When the feature is enabled and the class declares page types, the section’s result.json gains two new sibling keys to inference_result:

{
"document_class": {"type": "BankStatement"},
"inference_result": {
"AccountHolderAddress": { ... }
},
"page_type_resolution": {
"declared": true,
"present_page_types": ["AccountSummary"],
"missing_page_types": ["TransactionsWorksheet", "InternationalTransfers"],
"page_id_to_page_type": {"1": "AccountSummary"}
},
"missing_fields_report": [
{
"field": "Transactions",
"reason": "page types not present",
"expected_page_types": ["TransactionsWorksheet"]
},
{
"field": "InternationalTransfers",
"reason": "page types not present",
"expected_page_types": ["InternationalTransfers"]
}
]
}

When representation: null_with_metadata is set, an additional missing_fields array lists the affected field names for downstream consumers that prefer a flat list.

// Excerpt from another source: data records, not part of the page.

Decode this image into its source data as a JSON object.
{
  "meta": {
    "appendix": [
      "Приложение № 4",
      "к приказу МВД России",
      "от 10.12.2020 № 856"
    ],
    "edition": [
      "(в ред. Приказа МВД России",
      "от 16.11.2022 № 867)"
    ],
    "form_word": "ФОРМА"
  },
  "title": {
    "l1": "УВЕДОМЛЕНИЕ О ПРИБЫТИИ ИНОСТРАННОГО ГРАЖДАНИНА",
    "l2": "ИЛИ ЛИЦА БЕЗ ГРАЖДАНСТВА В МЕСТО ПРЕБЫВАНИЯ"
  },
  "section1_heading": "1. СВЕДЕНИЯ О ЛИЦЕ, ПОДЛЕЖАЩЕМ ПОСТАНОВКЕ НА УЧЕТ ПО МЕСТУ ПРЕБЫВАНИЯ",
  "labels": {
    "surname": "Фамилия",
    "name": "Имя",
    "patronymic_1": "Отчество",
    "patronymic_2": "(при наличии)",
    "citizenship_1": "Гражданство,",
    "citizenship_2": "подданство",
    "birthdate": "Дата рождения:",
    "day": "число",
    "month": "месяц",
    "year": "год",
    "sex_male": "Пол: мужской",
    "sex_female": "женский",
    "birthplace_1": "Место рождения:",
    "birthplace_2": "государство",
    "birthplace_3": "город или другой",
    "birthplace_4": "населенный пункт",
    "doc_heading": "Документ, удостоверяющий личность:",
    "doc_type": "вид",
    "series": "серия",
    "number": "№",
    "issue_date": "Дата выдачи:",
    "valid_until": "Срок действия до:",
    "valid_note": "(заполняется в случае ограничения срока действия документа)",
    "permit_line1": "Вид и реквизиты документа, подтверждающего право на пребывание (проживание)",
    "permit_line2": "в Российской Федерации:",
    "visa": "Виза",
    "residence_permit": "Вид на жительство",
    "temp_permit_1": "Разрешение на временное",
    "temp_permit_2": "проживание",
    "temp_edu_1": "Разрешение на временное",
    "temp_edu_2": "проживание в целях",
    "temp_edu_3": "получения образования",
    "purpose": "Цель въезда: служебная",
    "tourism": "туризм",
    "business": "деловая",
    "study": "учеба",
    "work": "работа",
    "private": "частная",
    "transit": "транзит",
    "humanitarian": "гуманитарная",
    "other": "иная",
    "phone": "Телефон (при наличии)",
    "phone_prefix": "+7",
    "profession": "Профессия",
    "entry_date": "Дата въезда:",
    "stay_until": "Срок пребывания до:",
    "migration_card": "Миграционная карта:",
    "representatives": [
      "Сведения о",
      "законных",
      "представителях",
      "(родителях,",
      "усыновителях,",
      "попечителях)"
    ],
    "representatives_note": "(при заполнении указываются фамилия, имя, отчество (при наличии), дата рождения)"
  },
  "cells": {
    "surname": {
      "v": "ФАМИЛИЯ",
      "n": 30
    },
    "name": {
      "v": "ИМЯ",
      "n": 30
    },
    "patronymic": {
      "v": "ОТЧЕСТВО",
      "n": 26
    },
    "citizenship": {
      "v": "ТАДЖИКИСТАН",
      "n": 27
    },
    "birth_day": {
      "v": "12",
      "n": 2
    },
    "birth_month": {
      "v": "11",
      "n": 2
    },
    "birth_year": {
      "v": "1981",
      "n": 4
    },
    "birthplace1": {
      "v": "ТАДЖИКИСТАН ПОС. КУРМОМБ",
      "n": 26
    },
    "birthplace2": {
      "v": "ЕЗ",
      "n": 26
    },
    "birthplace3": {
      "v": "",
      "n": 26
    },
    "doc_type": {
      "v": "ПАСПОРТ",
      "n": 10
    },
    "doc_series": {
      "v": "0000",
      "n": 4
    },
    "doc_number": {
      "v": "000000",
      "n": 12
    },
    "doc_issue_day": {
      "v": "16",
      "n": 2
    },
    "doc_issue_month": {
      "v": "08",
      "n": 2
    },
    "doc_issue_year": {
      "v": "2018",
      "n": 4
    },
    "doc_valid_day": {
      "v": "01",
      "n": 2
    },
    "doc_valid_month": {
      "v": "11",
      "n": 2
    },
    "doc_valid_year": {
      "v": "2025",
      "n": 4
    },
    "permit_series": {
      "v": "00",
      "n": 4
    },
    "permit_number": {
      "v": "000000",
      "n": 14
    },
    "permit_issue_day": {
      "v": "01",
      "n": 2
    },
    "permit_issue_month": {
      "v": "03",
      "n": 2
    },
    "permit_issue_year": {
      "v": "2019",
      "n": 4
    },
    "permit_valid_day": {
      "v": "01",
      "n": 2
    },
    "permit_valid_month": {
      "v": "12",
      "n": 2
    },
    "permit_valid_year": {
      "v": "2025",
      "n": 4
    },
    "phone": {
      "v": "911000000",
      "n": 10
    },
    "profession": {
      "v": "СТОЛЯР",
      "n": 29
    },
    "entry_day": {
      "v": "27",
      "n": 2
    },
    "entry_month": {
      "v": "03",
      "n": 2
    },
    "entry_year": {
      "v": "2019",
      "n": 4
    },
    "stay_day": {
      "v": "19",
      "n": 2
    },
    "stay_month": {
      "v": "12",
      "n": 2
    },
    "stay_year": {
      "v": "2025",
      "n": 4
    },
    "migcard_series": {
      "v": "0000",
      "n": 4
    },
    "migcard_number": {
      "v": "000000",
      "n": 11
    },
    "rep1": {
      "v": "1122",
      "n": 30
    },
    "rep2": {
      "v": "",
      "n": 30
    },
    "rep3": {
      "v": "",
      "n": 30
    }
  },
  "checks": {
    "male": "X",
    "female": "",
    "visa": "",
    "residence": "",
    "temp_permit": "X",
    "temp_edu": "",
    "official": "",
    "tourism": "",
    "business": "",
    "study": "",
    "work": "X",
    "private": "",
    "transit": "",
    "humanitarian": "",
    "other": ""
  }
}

  • Partial presence is BLANK. If a property declares multiple source page-types and any of them are detected, the field is treated as BLANK (left as-is), not MISSING. The intent is conservative — only mark MISSING when no declared source page is present.
  • First-match-wins per page. Page-type entries are evaluated in declaration order. Place more specific patterns before more general ones.
  • Malformed regex is skipped. A bad regex on one page-type entry is logged as a warning and ignored; other entries continue to work.
  • Properties without x-aws-idp-source-page-types are never affected by this feature, regardless of whether the feature is enabled.
  • Nested properties. v1 supports top-level properties only. To mark nested fields as missing, declare the annotation on the containing object/array property at the top level.
  • BDA mode. This feature is Pipeline-mode-only. BDA owns extraction end-to-end and would need separate design work to support page-level absence semantics.
  • Detection cost. Detection is a deterministic regex pass over per-page OCR text — no extra LLM calls, no measurable runtime overhead.

The feature is fully additive. With extraction.missing_field_handling.enabled: false (the default) or with no x-aws-idp-page-types declared on the class, behavior is byte-for-byte identical to earlier releases.